Quase
três horas da manhã. Já cochilei na sala de espera e agora encosto
minhas malas no chão cuspido da estação de Mhugal Sarai, uns quase
30 quilometros de Varanasi. O trem está marcado para essa hora, essa
plataforma, mas não aparece. Resmungo e olho para duas plataformas à
frente. Ele está lá. E falta muito pouco para partir. Corro igual
um maluco, junto com mais um trio repleto de caixas de papelão.
Atravesso a passarela e ainda na corrida, pergunto para um moleque
onde está o vagão B1.
Estou
na classe AC 3 (ar condicionado 3a classe) pela primeira vez. Tudo
escuro e silencioso, as cortinas estão fechadas e tenho que ir
abrindo uma a uma para achar minha cama. Torço por uma cabine ainda
vazia, mas a minha está cheia. Só a cama vaga. Divido ela com a
mochila e durmo.
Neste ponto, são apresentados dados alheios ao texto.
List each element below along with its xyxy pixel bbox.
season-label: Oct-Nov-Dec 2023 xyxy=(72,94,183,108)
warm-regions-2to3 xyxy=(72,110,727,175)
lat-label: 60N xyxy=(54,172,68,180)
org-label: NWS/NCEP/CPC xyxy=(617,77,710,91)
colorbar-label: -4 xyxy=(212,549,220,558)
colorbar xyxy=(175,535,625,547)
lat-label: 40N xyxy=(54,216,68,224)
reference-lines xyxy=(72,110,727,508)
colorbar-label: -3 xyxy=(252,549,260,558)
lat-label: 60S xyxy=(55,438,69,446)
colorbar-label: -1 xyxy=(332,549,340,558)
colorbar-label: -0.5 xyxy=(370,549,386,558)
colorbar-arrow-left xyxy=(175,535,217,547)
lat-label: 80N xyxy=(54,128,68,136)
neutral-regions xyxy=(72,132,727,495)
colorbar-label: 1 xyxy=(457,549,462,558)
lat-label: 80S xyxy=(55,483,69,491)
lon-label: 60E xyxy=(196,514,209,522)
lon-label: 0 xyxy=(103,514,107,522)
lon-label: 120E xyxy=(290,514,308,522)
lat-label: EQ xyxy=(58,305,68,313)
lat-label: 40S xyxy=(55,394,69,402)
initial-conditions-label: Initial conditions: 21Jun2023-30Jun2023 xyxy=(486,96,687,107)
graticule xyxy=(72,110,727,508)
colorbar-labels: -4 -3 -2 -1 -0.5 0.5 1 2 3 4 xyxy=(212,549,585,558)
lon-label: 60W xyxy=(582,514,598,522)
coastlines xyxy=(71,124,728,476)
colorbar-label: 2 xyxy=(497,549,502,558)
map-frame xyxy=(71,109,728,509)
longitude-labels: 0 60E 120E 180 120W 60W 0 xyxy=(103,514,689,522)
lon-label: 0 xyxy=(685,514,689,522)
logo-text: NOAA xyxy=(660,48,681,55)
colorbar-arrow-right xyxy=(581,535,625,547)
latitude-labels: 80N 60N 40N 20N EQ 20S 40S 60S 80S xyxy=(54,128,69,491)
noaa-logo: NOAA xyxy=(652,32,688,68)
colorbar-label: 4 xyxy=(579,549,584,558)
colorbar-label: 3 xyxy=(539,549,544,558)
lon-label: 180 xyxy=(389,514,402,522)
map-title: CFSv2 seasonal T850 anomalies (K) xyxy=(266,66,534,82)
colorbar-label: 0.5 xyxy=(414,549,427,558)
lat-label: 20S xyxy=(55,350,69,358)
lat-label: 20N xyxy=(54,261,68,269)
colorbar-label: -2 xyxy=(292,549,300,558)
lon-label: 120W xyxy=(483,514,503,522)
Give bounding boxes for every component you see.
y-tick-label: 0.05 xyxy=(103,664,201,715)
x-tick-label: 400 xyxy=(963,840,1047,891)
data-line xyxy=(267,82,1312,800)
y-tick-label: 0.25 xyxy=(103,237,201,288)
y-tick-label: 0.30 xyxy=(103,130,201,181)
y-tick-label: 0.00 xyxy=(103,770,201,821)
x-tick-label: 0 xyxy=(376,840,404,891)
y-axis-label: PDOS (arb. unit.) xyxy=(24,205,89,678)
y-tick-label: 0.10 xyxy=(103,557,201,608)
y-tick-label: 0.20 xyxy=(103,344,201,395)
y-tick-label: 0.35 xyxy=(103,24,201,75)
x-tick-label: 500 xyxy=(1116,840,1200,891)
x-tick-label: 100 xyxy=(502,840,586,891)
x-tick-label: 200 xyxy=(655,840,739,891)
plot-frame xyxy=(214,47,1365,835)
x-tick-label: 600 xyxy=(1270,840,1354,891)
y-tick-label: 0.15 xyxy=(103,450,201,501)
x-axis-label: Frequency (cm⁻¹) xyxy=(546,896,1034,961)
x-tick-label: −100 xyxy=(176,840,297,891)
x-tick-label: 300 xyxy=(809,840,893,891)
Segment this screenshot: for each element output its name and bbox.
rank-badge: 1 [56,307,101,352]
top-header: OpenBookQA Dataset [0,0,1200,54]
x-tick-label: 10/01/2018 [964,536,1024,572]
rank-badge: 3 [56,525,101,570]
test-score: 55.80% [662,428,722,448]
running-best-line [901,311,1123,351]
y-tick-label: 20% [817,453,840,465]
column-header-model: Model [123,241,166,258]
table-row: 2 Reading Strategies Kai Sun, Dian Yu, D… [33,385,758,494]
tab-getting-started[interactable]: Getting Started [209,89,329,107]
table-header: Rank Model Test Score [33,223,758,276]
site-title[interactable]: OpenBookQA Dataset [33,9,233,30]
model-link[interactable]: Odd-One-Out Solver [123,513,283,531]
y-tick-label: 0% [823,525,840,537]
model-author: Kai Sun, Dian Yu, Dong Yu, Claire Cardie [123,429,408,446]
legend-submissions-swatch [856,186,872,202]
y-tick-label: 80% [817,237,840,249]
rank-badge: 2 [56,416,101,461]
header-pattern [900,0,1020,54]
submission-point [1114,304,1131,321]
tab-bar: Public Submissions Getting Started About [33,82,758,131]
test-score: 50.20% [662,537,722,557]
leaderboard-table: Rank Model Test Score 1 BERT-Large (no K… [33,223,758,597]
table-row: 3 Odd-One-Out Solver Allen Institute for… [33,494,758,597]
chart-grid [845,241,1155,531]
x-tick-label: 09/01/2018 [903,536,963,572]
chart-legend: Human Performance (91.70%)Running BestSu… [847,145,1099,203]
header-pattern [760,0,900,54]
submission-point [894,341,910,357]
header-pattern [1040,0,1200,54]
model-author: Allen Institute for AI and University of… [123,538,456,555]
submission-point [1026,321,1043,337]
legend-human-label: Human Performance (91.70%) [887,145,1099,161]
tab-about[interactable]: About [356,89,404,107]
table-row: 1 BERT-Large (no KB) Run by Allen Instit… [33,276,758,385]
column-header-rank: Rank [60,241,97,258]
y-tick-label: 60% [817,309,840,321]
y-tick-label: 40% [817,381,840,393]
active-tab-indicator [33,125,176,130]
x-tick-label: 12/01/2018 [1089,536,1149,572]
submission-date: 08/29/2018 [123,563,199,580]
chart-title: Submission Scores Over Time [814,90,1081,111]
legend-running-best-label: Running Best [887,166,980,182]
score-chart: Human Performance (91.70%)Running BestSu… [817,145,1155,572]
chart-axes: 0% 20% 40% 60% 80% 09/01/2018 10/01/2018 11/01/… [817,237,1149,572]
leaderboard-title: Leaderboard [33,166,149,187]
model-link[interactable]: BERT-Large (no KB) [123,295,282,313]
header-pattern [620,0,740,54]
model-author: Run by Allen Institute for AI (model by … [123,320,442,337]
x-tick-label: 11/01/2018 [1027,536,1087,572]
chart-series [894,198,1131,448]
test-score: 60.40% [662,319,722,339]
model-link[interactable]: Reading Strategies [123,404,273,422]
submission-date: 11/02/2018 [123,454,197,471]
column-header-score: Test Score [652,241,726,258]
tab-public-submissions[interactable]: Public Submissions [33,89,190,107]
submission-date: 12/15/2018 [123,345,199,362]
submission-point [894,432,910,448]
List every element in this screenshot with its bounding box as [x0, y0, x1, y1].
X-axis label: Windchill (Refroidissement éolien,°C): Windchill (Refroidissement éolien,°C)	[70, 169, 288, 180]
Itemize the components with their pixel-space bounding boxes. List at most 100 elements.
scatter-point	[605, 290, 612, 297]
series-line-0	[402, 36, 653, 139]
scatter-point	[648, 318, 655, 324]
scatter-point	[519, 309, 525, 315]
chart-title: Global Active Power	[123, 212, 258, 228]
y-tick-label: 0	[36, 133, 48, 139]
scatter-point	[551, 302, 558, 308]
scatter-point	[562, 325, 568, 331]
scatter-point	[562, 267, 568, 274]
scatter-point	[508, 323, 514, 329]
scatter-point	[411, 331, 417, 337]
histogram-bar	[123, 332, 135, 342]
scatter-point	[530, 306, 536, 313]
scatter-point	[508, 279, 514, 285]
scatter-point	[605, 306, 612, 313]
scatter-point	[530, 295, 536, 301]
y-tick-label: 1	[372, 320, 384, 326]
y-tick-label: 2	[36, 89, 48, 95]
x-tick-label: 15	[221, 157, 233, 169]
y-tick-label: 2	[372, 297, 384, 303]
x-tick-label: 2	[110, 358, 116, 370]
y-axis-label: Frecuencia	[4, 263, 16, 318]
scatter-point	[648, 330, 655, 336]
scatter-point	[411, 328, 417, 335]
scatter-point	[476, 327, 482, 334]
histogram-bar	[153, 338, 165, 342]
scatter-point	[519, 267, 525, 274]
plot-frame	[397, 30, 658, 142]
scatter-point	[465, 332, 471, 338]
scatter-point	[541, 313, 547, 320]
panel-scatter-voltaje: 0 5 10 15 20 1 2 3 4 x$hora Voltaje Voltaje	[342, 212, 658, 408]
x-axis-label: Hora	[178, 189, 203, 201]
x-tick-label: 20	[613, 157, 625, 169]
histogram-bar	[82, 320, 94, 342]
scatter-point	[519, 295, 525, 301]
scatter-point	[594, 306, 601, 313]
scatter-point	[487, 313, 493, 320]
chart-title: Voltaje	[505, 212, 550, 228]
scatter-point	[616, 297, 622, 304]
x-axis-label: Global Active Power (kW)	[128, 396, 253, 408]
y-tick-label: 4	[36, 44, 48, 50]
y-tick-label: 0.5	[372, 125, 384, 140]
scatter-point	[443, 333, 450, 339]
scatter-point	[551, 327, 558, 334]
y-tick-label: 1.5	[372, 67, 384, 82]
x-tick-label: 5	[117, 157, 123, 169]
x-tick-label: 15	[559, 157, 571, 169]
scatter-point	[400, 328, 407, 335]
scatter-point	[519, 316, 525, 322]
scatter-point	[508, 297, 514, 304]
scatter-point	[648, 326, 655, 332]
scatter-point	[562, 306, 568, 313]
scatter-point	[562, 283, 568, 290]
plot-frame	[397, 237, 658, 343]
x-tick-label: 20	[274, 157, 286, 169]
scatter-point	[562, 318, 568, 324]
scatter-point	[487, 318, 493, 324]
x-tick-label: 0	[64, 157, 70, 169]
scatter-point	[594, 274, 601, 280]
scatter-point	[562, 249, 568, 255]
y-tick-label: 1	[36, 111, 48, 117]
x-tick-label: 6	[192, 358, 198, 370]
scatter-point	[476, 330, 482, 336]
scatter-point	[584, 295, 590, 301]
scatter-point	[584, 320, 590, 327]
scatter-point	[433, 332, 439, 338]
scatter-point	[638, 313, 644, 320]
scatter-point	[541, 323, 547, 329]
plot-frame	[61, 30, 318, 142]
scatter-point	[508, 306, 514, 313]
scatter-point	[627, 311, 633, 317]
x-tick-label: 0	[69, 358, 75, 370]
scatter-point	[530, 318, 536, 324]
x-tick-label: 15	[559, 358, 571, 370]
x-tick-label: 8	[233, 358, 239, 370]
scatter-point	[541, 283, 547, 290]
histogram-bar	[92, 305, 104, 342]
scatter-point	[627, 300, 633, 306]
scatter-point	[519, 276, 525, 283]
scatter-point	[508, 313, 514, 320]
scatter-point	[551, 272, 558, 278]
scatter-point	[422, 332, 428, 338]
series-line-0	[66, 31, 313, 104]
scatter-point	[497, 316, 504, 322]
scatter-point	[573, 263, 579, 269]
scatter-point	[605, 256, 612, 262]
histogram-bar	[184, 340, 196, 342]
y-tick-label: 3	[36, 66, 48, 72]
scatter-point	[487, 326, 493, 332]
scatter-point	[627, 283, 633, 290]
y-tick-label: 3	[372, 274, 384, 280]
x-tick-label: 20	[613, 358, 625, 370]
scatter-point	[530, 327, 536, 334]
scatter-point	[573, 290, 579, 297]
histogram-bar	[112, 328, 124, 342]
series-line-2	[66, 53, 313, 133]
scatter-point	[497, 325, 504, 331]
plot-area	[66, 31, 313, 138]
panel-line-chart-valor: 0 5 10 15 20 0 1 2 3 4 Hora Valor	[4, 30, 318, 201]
Do lado, um grandalhão ronca vertiginosamente.
Lembro do Berna em Londres. Seriam 24h de viagem.
Acordo
10h com Rainbow Country. Na sequência, Soul Rebel, Sun is Shining,
Revolution e Hammer. O dia começava bem, mas fiquei sem saber de
onde vinha a música. Entre uma espreguiçada e outra, reparava nos
meus compenheiros de viagem. A impressão era de serem quatro irmãos,
dois homens, que pareciam Sikhis, com um pano preto amarrado na
cabeça, e duas meninas. Um deles carregava um punhal na cintura, com
cabo de marfim.
O
outro integrante estava na cama alta, do meu lado. Trabalha na Indian
Railways, é responsável por uma pequena estação em Karnatka,
soube quando já estava de pé e com cama perdida. Durante o dia, as
camas debaixo viram bancos para todos na cabine. As camas do meio são
fechadas. Só as de cima sobrevivem. O lugar era apertado para tanta
gente e mala. Cada movimento ou ida ao banheiro exigiam
planejamentos, perguntas e respostas. Foi aí que pedi ao cara da
cama de cima para trocarmos de lugar. Até agora não sei se ele
aceitou só por educação com forasteiros, ou não. Mas fui para
cama de cima feliz da vida.
Peguei
algumas frutas e um croissant que havia comprado em Varanasi e fui
comer em outro lugar, perto dos cheirosos banheiros, em uma das
paradas.
Ele
voltou a se mexer e logo ganhou velocidade. Abri a porta do trem, o
vento logo soprou forte na minha cara. O dia era bonito, de sol e
paisagens rurais. Sentei na escada, coloquei os pés para fora, como
os vagabundos faziam nos vagões de carga.
O trem passou por uma
ponte de ferro. Ouvi um longo rangido, a água verde do rio logo
abaixo dos meus tênis. Voltamos para terra, os vilarejos de casas de
barro, pequenos templos em meio às plantações, os morros verdes e
amarelados ao fundo, meio esfumaçados pela poeira, alguns riacos de
leito seco. O trem deslizava por junções de trilhos, a fumaça
preta com cheiro de curry e a buzina grave, comprida. Estava a caminho de Pune.